Five years past the publication of Boyd's articles and I believe that we are now creating a personal brand for ourselves, not just an identity.  I feel that personal branding is taking the social networking identity a step further.  Our Facebook profile pictures match our Twitter icons, which matches the header on your Tumblr too.  There would be a matching YouTube channel and corresponding Spotify account for media.  We have social media packages, all bundled with matching accounts, avatars, and passwords.  Teens today are taking social media as we know it and stretching it way further than we had imagined.  They want to famous on the Internet; a phenomenon we have never seen until recently.

While I am still very involved in social networking and the internet, I don't feel the need to be so deeply engrossed in personal branding as when I was younger.  Boyd (2007) describes how teens used a small loophole to customize their Myspace pages with their own code and photos.  I think I am past that stage of my life and into the phase where social networking has taken on a more utilitarian purpose in my life.  If the site doesn't offer a service that I can't live with out, then forget about it! 

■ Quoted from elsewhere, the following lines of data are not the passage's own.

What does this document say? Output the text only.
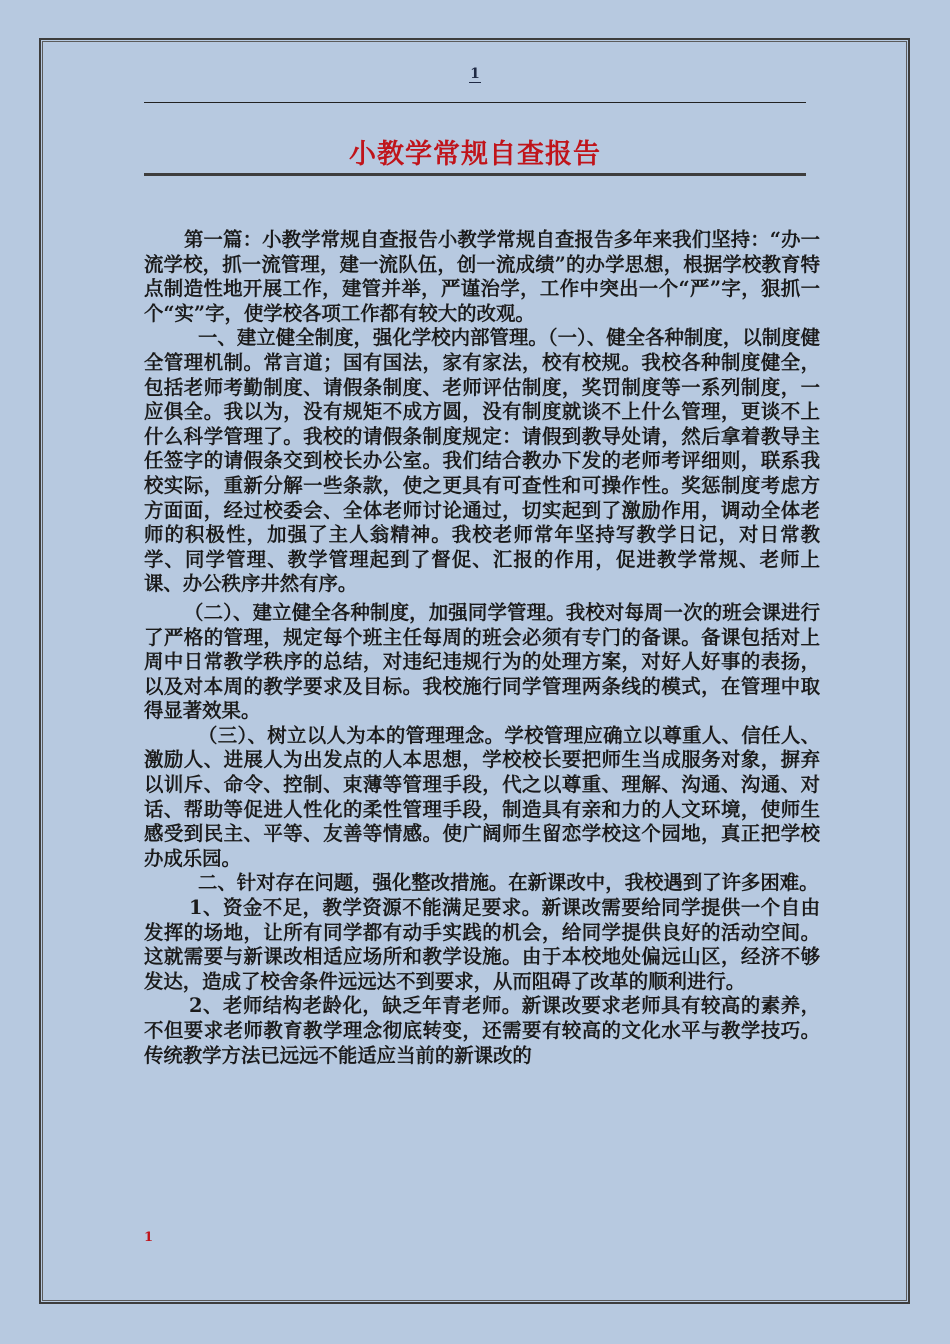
1
小教学常规自查报告

第一篇：小教学常规自查报告小教学常规自查报告多年来我们坚持：“办一流学校，抓一流管理，建一流队伍，创一流成绩”的办学思想，根据学校教育特点制造性地开展工作，建管并举，严谨治学，工作中突出一个“严”字，狠抓一个“实”字，使学校各项工作都有较大的改观。

一、建立健全制度，强化学校内部管理。（一）、健全各种制度，以制度健全管理机制。常言道；国有国法，家有家法，校有校规。我校各种制度健全，包括老师考勤制度、请假条制度、老师评估制度，奖罚制度等一系列制度，一应俱全。我以为，没有规矩不成方圆，没有制度就谈不上什么管理，更谈不上什么科学管理了。我校的请假条制度规定：请假到教导处请，然后拿着教导主任签字的请假条交到校长办公室。我们结合教办下发的老师考评细则，联系我校实际，重新分解一些条款，使之更具有可查性和可操作性。奖惩制度考虑方方面面，经过校委会、全体老师讨论通过，切实起到了激励作用，调动全体老师的积极性，加强了主人翁精神。我校老师常年坚持写教学日记，对日常教学、同学管理、教学管理起到了督促、汇报的作用，促进教学常规、老师上课、办公秩序井然有序。

（二）、建立健全各种制度，加强同学管理。我校对每周一次的班会课进行了严格的管理，规定每个班主任每周的班会必须有专门的备课。备课包括对上周中日常教学秩序的总结，对违纪违规行为的处理方案，对好人好事的表扬，以及对本周的教学要求及目标。我校施行同学管理两条线的模式，在管理中取得显著效果。

（三）、树立以人为本的管理理念。学校管理应确立以尊重人、信任人、激励人、进展人为出发点的人本思想，学校校长要把师生当成服务对象，摒弃以训斥、命令、控制、束薄等管理手段，代之以尊重、理解、沟通、沟通、对话、帮助等促进人性化的柔性管理手段，制造具有亲和力的人文环境，使师生感受到民主、平等、友善等情感。使广阔师生留恋学校这个园地，真正把学校办成乐园。

二、针对存在问题，强化整改措施。在新课改中，我校遇到了许多困难。

1、资金不足，教学资源不能满足要求。新课改需要给同学提供一个自由发挥的场地，让所有同学都有动手实践的机会，给同学提供良好的活动空间。这就需要与新课改相适应场所和教学设施。由于本校地处偏远山区，经济不够发达，造成了校舍条件远远达不到要求，从而阻碍了改革的顺利进行。

2、老师结构老龄化，缺乏年青老师。新课改要求老师具有较高的素养，不但要求老师教育教学理念彻底转变，还需要有较高的文化水平与教学技巧。传统教学方法已远远不能适应当前的新课改的

1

Here are the sites I use and their corresponding uses:
Facebook = connect to friends/ spy on people from my past (haha)
Pinterest = remember recipes, crafts, and clothing I want to purchase
Tumblr = follow really fashionable girls and steal their looks
Twitter = follow some really amazing Ed Tech superstars and hear about all the trends
Instagram = share photos and see what everyone else is doing with photos
Blogger = school work!

I think my social network quota is pretty full at this point!  My identity is shaped well enough thank you very much!

Boyd, D. (2007). “Why youth love social network sites: The Role of Networked Publics in Teenage Social Life." Youth, Identity, and Digital Media. Edited by David Buckingham. The John D. and Catherine T. MacArthur Foundation

Boyd, D. & Hargittai, E. (2010). "Facebook privacy settings: Who cares?"
First Monday, Volume 15, Number 8 - 2 August 2010

Instructional Computing II Journal 1: Perceptions

How do we perceive ourselves (and others) in the real and digital worlds in which we live? 

How we perceive ourselves in the digital world greatly depends on how we present ourselves.  I think that we judge others the way we judge ourselves in a sense. I like to think that what you see is what you get with me in the real world and the digital world but I am not so sure that is true.  I am much more brave, sillier, colorful, less inhibited digitally than in real life.  However, I am extremely careful of the way that I "carry" myself online because you never know who is watching you or judging.

I believe that I am much more quick to judge someone online based off something they put onto the net because I don't see them everyday.  For example, if someone from my high school constantly sends me Facebook requests to play Farmville and posts party pictures every weekend I may think less of them.  I don't interact with them every day.  All I know is that they like to party and play games; two things I don't really value.  It may be very judgmental but that's what this generation is: self-obsessed & judgmental. We advertise our lives and pretty much just take pictures to post and prove that we did this or that. 

As I mature, I feel that I must be extremely careful to present myself in a manner that is true to myself but still appropriate and non-offensive when it comes to social networking.  I know that family and prospective employers are looking for the "dirt" so I am certainly not providing them with it!